Ob nach den nächsten Nationalratswahlen – so die Freiheitlichen überhaupt stärkste Partei wären – eine ähnliche Polit-Farce ablaufen würde, wissen wir nicht. Tatsache ist allerdings, dass der Bundespräsident jedenfalls den Vertreter der stimmenstärksten Partei zuerst einmal mit den Verhandlungen zwecks Bildung einer Regierung beauftragen wird müssen. Das verlangen die österreichischen Usancen so. Heinz Fischer wird sich einem demokratischen Wahlergebnis wohl oder übel beugen müssen. Und ob der Bundespräsident dann, nachdem er den Chef der stimmenstärksten Partei mit den Verhandlungen beauftragte, sich noch weigern könnte, denselben auch als Regierungschef anzugeloben, erscheint einigermaßen unwahrscheinlich.
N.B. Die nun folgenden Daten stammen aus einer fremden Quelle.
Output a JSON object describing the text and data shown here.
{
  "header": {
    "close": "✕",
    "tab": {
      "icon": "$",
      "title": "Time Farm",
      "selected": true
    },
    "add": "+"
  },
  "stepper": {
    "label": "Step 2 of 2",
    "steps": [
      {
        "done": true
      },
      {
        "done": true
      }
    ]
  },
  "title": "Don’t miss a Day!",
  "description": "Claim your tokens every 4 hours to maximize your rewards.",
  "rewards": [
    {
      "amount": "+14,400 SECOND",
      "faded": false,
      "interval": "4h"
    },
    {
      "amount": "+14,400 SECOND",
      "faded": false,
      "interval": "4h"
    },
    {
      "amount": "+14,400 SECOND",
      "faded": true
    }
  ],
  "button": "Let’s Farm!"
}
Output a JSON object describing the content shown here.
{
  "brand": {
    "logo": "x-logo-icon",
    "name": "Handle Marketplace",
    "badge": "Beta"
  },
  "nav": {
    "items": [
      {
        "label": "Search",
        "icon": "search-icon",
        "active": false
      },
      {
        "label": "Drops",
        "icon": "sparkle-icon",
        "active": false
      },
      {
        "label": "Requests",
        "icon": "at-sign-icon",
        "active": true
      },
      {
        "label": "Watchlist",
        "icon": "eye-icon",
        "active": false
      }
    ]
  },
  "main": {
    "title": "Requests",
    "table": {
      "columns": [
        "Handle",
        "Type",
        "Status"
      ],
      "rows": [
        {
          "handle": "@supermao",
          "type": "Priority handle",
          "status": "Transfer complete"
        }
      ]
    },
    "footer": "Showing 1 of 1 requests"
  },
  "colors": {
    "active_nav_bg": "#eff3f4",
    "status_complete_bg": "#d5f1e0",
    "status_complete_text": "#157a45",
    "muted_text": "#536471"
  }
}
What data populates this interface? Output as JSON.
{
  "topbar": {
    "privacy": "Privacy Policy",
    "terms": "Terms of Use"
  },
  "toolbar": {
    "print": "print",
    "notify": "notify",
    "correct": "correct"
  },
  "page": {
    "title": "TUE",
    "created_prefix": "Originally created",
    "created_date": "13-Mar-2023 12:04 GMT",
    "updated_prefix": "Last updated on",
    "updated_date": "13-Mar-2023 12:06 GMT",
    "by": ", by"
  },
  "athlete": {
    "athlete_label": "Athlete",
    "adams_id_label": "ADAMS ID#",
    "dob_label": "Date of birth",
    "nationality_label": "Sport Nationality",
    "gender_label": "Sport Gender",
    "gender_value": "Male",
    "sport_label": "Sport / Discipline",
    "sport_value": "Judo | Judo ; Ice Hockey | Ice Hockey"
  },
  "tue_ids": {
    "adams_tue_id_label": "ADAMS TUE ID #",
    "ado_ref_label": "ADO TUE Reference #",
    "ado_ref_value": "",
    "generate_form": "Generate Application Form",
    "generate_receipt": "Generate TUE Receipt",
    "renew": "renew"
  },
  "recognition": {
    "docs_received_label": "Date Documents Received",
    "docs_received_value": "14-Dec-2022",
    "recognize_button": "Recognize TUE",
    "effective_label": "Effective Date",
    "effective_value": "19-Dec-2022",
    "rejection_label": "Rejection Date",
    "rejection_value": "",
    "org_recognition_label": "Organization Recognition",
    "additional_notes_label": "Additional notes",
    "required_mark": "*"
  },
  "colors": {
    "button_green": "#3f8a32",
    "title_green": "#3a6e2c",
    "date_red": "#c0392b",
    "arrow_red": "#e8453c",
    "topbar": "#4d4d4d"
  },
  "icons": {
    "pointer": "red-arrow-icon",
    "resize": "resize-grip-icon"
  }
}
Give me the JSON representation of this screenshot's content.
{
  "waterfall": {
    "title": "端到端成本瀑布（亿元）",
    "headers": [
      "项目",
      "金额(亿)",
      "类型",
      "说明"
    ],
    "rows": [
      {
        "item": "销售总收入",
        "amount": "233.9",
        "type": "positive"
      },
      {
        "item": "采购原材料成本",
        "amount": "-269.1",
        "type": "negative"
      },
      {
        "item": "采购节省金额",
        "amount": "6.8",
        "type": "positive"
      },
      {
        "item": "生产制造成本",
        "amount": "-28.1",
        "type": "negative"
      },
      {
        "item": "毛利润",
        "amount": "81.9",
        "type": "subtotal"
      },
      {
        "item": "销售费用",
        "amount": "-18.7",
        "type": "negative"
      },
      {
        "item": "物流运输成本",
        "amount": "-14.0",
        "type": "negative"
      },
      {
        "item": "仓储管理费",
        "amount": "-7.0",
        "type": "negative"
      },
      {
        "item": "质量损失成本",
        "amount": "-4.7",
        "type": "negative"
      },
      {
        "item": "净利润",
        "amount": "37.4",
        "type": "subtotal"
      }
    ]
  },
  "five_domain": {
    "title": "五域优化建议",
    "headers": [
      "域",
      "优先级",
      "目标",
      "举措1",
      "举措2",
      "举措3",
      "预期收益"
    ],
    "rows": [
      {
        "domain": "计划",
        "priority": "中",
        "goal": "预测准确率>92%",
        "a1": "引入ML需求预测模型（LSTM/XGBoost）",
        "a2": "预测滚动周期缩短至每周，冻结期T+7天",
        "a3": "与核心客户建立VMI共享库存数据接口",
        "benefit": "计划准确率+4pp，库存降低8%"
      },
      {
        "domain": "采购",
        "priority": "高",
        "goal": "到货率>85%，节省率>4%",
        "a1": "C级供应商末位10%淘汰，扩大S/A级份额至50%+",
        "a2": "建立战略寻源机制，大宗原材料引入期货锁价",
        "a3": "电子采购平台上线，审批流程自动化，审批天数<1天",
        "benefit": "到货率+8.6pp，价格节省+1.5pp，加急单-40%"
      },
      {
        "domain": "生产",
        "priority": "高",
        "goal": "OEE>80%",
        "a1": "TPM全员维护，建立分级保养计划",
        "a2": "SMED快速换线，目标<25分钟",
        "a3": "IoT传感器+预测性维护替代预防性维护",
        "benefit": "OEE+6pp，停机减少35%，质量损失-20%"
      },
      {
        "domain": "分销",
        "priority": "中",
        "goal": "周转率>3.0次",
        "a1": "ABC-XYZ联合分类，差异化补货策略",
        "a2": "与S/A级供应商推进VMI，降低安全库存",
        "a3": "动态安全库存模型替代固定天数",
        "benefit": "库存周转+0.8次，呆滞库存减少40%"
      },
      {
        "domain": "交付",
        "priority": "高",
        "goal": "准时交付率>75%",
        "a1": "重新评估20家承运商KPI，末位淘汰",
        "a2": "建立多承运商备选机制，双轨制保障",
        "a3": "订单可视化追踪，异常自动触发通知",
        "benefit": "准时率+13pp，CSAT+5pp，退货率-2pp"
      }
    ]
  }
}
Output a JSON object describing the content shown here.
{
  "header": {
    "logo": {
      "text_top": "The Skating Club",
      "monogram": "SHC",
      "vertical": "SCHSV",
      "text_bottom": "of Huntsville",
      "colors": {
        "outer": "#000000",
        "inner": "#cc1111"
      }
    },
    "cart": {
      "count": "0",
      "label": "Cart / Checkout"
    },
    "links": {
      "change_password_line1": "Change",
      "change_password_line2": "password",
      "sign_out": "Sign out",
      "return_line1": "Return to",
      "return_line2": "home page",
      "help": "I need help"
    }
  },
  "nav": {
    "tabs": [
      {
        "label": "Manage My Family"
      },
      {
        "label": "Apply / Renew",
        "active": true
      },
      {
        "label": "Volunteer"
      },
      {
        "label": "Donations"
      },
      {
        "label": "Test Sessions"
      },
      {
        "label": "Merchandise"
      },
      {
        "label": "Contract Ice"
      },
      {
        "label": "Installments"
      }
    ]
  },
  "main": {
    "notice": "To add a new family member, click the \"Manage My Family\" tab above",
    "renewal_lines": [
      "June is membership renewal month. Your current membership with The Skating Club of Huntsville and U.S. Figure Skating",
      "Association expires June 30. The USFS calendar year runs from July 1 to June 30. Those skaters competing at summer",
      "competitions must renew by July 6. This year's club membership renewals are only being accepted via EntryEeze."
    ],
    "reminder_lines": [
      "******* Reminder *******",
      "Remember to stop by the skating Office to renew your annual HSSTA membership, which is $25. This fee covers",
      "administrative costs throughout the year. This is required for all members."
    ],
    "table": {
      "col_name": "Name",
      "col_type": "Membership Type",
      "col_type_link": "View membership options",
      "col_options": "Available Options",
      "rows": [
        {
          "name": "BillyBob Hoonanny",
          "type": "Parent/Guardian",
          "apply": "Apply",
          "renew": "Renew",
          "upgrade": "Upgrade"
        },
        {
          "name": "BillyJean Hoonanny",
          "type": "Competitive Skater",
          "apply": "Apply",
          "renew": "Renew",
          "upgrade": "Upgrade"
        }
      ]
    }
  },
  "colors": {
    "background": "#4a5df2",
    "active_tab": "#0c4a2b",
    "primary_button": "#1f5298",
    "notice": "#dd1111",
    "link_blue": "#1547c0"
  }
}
Wir entsinnen uns: Im Jahre 2000 wurde der Chef der drittstärksten Partei, Wolfgang Schüssel nämlich, Bundeskanzler, unterstützt von der zweitsstärksten Partei, nämlich von den Freiheitlichen Jörg Haiders. Die stärkste Partei war nach wie vor die SPÖ. Gegenwärtig stehen in den Umfragen Sozialisten, Volkspartei und Freiheitliche ziemlich auf der gleichen Höhe. Sollten die Freiheitlichen tatsächlich nach den nächsten Wahlen stimmen- und mandatstärkste Partei werden, hätten sie natürlich eine wesentlich bessere Ausgangslage als damals am Beginn des Jahres 2000. Und der moralische aber auch staatsrechtliche Druck auf Heinz Fischer wäre ungleich größer als damals auf Thomas Klestil. Ob eine Persönlichkeit vom Typus des Beschwichtigungs-Hofrats wie Heinz Fischer dann wirklich alle österreichischen Usancen vergessen und das demokratische Wahlergebnis negieren würde, das darf denn doch bezweifelt werden.